By the late 1990s, renewed questions regarding the safety of vaccines were beginning to appear in the scientific literature, notably the 1998 publication of a hugely controversial study concerning the safety of the MMR vaccine by Dr. Andrew Wakefield and his colleagues in the Lancet, a leading medical journal. In addition, the appearance of the Internet for the first time allowed ordinary individuals to share their experiences and concerns, and organize themselves to investigate these issues.

But according to Turtles, the response of the vaccine establishment was to release a series of studies debunking these concerns, studies that the authors argue were severely flawed, biased, and possibly even corrupt, but which were heavily promoted by the medical establishment and its subservient media allies. They devote most of a long chapter to analyzing five of these major studies in considerable detail, noting that some of the most influential contained errors that seemed to severely damage their credibility. Remarkably enough, the raw data presented in one of the most important, the 2002 Madsen study of Danish children, actually seemed to support the opposite conclusion, suggesting that the vaccine indeed had dangerous side-effects, but various dubious statistical "adjustments" were then employed to produce the desired, reassuring result.

At this point the authors raised a very simple question. The easiest and most convincing means of demonstrating that vaccines are actually safe and beneficial with few serious side-effects, would obviously be to conduct a large randomized trial study comparing the total health consequences of vaccinated and unvaccinated individuals, what they call a "Vaccinated vs. Unvaccinated" (VU) study. Yet according to Turtles, no such study has ever been conducted: "It seems inexplicable that VU studies have not been initiated by the vaccine establishment for so many years."

Indeed, there already exist substantial populations such as the Amish which forego vaccinations and whose health outcomes could easily be compared with a matched control group of the general, fully-vaccinated public, and Turtles notes some disturbing indications in this regard. A journalistic investigation found that the rate of autism in the Amish was just a small fraction of that in the general population, and the same condition was non-existent in unvaccinated Ethiopian-born children in Israel, while their fully-vaccinated Israeli-born siblings showed normal levels. A similar pattern occurred with Somali immigrant families to both Minnesota and Sweden. Given that those autism-vaccine concerns have for years been such a flashpoint among anti-vaccine activists, it does seem quite suspicious that the public health authorities have been unwilling to respond with a large-scale VU study to conclusively settle the issue.

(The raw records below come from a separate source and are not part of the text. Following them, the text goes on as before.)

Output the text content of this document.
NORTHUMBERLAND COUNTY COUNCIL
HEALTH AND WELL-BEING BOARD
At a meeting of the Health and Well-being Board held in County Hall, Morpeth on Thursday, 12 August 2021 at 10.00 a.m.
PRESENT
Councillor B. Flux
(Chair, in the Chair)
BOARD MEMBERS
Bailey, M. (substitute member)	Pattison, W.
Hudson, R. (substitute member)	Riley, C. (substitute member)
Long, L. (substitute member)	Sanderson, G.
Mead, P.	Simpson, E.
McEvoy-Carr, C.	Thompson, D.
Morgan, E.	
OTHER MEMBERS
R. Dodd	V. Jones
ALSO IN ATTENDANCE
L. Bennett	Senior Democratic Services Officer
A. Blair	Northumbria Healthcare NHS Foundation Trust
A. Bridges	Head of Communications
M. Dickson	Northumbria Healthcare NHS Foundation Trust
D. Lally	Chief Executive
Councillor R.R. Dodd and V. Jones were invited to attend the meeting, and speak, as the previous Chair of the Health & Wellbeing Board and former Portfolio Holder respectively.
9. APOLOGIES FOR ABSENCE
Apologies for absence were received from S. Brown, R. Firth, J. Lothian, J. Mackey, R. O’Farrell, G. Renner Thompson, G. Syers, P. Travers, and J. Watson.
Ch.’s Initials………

There have been repeated demands for such VU studies but the regular response of the medical establishment has been to dismiss the proposal as unethical, claiming that it would require denying a large group of children access to beneficial vaccinations; but this is obvious nonsense. A non-randomized study could be based upon unvaccinated groups or a retrospective study could use the health history of large numbers of children who had been unvaccinated in the past. Turtles notes that 0.8% of all American children are today completely unvaccinated, thereby providing 30,000 potential subjects in each birth cohort, while in Australia the rate is 1.5%. These would obviously provide large enough numbers to conclusively determine the relative health benefits of vaccinations, so various other doubtful or entirely specious excuses are typically made.

So why has there been such strong opposition to conducting a comprehensive VU study? Turtles offers a simple answer.

There can be only one explanation: The results were markedly in favor of the unvaccinated. [boldface in original]

The authors argue that such studies have indeed almost certainly been quietly conducted, probably many times, but the results have never been made public because they pointed in the wrong direction. After all, the data has been accessible to government authorities for many years and it seems inconceivable that no analysis was ever performed, only that the findings were never released. While I can't be certain that the authors are right, I do think that their deeply cynical suspicion is more likely correct than not.